With
the crisis in Ukraine showing signs of subsiding, Germany has started mending
fences with Russia and western companies are doing business with Moscow,
sanctions or no sanctions, a Czech magazine wrote on Tuesday.
Apparently
buoyed by the outcome of the recent Normandy Four meeting
in Berlin, Germany now notesat the “considerable progress” achieved
on a number of “critical issues” but it is the issue of gas
deliveries, not Ukraine, that is at the core of Berlin’s changing
attitude towards Moscow, Literarni noviny magazine wrote.
During the recent Eastern Economic Forum
in Vladivostok, Russia and its European partners agreed to their
stakes in the Nord Stream-2 gas pipeline to Germany, which bypasses
Ukraine.
In the end, Gazprom inked several major deals
with Austria’s OMV and Germany’s Wintershall companies.
“What we now see is that the western companies,
above all German, are already ignoring the anti-Russian sanctions because
they know they will not be punished for that, and that the sanctions won’t
last long,” the magazine noted.
This means that all the talk about the need
to make Europe less dependent on fuel supplies from Russia was
nothing but hot air and that this interdependence keeps growing.

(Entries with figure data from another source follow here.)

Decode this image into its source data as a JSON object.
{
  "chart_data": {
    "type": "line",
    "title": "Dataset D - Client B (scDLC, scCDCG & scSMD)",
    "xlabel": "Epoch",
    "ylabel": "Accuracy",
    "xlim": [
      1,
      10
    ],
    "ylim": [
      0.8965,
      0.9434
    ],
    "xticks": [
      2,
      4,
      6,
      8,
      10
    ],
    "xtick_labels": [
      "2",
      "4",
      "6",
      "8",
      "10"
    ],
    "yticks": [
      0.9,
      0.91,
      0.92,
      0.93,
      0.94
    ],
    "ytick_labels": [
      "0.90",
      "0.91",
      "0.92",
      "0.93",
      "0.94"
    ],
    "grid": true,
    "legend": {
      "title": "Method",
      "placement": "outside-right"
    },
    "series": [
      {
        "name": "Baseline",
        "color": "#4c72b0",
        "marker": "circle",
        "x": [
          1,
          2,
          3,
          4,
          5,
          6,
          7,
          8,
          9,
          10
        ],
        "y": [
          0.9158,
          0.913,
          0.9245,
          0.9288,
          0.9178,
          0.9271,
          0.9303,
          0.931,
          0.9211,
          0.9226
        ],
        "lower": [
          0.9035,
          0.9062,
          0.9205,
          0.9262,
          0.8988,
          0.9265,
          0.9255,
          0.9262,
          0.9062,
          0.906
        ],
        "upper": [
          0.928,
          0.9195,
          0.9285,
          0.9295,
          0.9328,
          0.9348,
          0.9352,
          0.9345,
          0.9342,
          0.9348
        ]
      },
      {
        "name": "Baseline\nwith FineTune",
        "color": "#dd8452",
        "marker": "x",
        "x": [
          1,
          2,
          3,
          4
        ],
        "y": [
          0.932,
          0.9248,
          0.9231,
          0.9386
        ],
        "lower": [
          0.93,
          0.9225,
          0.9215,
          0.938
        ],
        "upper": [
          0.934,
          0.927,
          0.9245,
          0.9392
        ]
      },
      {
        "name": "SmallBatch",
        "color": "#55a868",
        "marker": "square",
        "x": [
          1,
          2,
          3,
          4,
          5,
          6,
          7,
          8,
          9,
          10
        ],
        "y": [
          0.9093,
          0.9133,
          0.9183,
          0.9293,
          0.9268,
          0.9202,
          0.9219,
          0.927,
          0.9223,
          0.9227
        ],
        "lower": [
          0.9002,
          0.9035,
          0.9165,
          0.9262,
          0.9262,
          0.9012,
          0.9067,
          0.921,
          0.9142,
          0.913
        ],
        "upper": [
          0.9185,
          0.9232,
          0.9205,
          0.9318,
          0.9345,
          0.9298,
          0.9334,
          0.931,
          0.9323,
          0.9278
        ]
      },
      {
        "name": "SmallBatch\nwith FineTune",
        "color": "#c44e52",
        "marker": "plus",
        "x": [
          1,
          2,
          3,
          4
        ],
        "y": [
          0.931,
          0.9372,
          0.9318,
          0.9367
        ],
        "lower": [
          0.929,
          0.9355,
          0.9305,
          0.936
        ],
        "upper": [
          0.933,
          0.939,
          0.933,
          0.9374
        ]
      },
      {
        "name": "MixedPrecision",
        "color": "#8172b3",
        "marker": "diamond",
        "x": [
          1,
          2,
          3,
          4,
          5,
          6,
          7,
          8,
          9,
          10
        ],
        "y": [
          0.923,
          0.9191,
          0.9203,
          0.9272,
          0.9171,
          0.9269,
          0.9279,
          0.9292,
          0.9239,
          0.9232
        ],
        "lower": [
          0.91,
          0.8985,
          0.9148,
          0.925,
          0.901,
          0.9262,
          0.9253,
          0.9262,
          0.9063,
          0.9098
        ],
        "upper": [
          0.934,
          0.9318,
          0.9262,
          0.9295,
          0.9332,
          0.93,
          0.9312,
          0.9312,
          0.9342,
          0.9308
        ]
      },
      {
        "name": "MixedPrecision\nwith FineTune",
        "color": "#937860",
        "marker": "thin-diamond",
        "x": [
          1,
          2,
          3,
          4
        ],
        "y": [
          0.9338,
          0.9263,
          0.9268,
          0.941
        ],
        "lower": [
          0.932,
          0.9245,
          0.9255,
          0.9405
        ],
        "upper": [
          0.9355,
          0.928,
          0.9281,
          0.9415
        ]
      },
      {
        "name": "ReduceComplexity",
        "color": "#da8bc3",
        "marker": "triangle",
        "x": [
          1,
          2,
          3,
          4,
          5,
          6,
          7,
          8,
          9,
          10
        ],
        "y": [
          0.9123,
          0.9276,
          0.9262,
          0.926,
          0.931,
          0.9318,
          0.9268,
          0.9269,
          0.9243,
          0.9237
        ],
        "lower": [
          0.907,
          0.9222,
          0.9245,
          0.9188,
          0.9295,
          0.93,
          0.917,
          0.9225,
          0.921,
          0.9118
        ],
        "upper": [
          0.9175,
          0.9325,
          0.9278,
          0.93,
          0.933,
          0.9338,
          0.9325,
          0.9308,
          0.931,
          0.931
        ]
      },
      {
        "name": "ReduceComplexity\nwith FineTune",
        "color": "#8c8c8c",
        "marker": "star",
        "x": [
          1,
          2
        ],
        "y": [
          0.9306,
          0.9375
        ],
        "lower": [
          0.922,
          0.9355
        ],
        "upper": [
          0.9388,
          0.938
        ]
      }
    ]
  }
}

As for the EU’s decision to extend its
sanctions against Russia for another six months, this is just an
attempt to save face, the author wrote.
Some politicians believe that the Ukrainian crisis has
been put on the back burner by the current migrant crisis in
Europe. The author does not think so.
“Newsweek put the most accurate tag on this whole
situation in a article headlined: “Forget Ukraine. It's Business As Usual
Between Europe and Russia,” Literarni noviny wrote in conclusion.